Het pontje van het Ruyterveer
Van onze redactie, Ruud Meijns
Al wandelend in de Oostzijde ontlokte mij de opmerking: “Was het pontje van het Ruyterveer er nog maar”.
Ja, met dat pontje was je in één klap van de Oostzijde in het midden van de Westzijde ter hoogte van de Botenmakersstraat, erg makkelijk voor een boodschapje.
Vroeger waren er meer overzetveren zoals dat genoemd werd. Degene die het veer beheerde roeide met een sloep zijn klanten naar de overkant. Voor de klandizie hing er een bordje aan de straatkant om de wandelaars op deze dienst te attenderen.
Daarover is door Peter Roggeveen een heel aardig boekje geschreven met de titel ‘Tussen wal en kant, bruggen en veren over de Zaan, toen en nu’, verschenen bij Uitgeverij Noord-Holland. Het is denk ik alleen nog tweede hands te krijgen.
Wij willen u nog wat plaatjes laten zien waar men in de straat, in dit geval de Oostzijde, kon zien waar een overzetje naar de Westzijde te halen viel. Dat was natuurlijk heel belangrijk toen alleen nog de Hogendam gelegenheid gaf om naar de overkant van de Zaan te geraken.
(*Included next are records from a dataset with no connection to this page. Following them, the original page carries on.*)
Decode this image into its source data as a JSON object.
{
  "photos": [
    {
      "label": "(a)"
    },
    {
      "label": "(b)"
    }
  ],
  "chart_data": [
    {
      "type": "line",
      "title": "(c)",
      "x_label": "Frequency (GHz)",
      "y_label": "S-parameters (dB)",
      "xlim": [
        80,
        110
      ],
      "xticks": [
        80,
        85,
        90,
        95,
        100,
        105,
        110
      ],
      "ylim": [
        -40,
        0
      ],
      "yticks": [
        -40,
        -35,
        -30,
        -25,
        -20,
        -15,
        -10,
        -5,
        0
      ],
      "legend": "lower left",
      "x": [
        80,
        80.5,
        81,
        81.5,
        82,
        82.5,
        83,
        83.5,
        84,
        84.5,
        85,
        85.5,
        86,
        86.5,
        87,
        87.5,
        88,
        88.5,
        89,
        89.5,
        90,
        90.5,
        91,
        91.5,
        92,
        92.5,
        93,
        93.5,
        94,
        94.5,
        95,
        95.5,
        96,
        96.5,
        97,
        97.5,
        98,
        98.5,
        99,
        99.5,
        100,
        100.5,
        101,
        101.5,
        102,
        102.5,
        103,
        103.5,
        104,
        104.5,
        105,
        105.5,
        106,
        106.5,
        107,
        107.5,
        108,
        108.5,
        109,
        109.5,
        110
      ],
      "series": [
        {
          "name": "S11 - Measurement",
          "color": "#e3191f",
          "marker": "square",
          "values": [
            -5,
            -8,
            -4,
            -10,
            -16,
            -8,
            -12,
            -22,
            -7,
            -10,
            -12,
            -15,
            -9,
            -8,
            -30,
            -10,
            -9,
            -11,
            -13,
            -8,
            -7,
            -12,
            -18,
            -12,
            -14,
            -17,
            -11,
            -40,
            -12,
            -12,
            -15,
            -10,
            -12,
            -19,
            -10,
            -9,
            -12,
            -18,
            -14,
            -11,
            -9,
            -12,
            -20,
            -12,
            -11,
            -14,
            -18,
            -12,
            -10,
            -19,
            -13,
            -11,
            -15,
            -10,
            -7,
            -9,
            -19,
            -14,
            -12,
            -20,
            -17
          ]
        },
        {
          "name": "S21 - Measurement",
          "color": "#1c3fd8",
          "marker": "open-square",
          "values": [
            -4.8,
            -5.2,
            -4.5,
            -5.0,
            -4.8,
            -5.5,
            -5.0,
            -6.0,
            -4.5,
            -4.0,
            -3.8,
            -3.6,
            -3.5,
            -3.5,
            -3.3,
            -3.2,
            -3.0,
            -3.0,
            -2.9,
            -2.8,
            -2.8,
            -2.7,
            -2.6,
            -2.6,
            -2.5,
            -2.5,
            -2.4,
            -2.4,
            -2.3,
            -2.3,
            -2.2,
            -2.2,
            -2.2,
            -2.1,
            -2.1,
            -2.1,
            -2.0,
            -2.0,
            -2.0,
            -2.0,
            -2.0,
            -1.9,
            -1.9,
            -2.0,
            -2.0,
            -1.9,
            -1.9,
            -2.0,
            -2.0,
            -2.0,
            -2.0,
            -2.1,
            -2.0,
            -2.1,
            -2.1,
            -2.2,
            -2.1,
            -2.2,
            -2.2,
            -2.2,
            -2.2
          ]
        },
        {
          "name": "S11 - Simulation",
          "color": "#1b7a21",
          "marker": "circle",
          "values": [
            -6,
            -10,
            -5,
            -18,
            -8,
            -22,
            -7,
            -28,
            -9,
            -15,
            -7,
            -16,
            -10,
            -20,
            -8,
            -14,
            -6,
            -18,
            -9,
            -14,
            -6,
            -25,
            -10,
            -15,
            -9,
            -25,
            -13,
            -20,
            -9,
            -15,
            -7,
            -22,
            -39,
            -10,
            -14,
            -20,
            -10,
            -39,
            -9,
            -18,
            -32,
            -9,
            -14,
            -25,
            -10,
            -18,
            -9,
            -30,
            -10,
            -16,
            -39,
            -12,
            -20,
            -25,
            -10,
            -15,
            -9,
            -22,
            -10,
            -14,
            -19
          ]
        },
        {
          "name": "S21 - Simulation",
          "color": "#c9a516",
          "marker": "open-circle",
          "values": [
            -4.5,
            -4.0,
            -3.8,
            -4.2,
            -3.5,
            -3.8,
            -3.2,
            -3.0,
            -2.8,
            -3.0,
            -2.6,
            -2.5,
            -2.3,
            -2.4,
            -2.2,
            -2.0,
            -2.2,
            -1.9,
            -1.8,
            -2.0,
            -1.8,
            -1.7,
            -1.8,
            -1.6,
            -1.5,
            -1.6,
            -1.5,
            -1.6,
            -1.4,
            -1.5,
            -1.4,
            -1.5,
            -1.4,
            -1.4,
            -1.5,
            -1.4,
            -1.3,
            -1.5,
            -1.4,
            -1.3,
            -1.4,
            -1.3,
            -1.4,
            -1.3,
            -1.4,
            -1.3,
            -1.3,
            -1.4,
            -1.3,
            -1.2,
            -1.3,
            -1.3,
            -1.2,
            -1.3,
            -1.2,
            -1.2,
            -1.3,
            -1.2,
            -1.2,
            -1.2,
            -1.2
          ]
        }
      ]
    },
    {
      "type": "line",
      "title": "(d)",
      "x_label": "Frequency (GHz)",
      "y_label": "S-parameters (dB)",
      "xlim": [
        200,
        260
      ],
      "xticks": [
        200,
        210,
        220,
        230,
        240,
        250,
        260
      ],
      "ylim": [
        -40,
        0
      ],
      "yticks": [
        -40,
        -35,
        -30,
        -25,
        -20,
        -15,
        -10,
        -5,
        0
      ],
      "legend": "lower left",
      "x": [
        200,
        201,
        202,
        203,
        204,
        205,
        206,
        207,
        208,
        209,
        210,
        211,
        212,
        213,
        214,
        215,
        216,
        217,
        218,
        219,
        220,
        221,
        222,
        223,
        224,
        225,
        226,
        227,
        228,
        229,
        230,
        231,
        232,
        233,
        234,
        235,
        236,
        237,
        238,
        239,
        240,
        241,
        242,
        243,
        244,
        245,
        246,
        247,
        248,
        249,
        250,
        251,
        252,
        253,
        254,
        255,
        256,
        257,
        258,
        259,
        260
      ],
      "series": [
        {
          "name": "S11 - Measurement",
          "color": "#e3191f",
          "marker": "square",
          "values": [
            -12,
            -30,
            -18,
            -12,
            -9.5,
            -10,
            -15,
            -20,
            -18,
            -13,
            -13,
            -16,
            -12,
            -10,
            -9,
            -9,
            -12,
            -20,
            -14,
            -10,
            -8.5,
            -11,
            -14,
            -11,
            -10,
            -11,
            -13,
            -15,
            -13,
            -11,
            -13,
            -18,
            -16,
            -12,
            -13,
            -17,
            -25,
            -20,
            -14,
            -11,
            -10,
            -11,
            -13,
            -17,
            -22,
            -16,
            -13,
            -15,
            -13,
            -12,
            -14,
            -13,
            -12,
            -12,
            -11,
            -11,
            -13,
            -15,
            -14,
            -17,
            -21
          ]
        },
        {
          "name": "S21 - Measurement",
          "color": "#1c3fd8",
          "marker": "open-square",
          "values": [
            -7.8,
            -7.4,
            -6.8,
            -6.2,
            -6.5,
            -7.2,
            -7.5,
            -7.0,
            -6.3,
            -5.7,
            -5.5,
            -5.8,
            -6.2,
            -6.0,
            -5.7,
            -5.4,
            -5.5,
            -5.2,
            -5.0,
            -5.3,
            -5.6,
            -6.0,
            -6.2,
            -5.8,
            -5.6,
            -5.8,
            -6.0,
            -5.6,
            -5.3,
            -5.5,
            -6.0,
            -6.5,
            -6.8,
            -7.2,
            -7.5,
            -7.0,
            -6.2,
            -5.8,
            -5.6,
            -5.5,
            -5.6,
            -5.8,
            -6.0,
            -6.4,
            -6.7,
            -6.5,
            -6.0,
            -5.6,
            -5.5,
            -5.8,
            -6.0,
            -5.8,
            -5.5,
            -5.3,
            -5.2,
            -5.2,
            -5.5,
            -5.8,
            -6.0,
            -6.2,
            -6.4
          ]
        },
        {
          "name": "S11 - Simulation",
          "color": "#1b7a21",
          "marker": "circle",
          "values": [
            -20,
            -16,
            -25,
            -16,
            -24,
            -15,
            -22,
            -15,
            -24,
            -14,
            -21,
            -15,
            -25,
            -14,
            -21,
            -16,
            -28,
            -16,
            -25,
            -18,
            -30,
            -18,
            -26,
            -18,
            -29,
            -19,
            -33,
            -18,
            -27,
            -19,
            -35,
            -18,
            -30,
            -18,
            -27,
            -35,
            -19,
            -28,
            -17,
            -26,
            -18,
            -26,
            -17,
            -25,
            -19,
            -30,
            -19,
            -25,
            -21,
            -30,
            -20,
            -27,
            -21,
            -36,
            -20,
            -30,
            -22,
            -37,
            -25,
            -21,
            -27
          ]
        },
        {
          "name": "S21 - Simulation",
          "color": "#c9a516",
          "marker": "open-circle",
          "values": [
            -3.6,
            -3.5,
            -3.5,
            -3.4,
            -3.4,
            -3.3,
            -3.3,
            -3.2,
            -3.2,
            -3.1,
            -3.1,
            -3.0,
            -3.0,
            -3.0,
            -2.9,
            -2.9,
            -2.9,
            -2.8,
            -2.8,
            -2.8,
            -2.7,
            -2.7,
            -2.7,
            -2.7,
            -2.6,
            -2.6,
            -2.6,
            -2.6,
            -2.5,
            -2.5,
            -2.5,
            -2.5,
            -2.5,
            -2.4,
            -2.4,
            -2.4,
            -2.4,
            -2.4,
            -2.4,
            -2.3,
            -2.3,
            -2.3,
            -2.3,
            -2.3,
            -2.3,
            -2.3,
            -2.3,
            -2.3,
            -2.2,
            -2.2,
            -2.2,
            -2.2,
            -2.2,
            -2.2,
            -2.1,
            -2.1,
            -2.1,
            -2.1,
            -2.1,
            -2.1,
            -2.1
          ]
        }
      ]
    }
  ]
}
Met de Hoopbrug thv de Kopermolenstraat in 1882 en de Wilhelminabrug bij de sluis in 1903 kwamen er wat meer mogelijkheden om lopend naar de overkant te komen. Het bleef toch altijd een flink eind lopen naar de andere kant van de Zaan.
Daarom hadden de overzetveren niet te klagen, want voor één cent werd je naar de overkant geroeid.
Dat kon dus ook bij het overzetveer ter hoogte van het Molenpad in de Oostzijde zoals bovenstaande foto laat zien. Dit veer lag redelijk dicht bij de sluizen dus zou je er nog over kunnen denken om het stukje toch maar te lopen.Er was ook nog een veer in de Oostzijde ter hoogte van de Bakkersschool, waar later het Ruyterveer zou komen.
Aan deze kant van de Bakkersschool, waar de twee mensen staan, hangt nog een bordje. Op de voorgrond rechts het huis van familie Middelhoven; zij keken zo mooi over het Land van Middelhoven.
Er zou ook nog een veer zijn geweest bij de Zaansteeg die ter hoogte van de Schoolmeesterstraat lag.
Zelfs naast de Magere– of Hoopbrug was nog een veer, hoewel de klandizie daar natuurlijk zeer beperkt was. De voetgangers over de Magere brug konden zich wel eens vrolijk maken als er iemand werd over gevaren. Cor Bruijn vertelt in zijn roman ‘Muziekmeester Adriaan’ nog over deze man die met zijn roeiveer maar moeilijk kon stoppen na de komst van de brug.
Voor elk overzetveer dat in de Oostzijde gevestigd was moest er natuurlijk een tegenhanger zijn in de Westzijde. Rechts is de oudste foto, uit 1885, van waar het pontje in de Westzijde begon dan wel uitkwam, dat was in de buurt waar nu Verkade zit, zo staat erbij de toelichting te lezen.
Links is Westzijde 124 – 122 met de Vischsteeg ertussen. Aan de Zaankant kon men over gezet worden met het Ezelspadveer, hoewel het volgens Peter Roggeveen een raadsel is hoe ze aan die naam kwamen. Hier staat nu het pand van de RIAGG.
Het had wel wat die pontjes. Ook over het ‘pontje van Schaap’ gaan vele nostalgische verhalen.
Maar het pontje van het Ruyterveer vond ik persoonlijk wel de mooiste.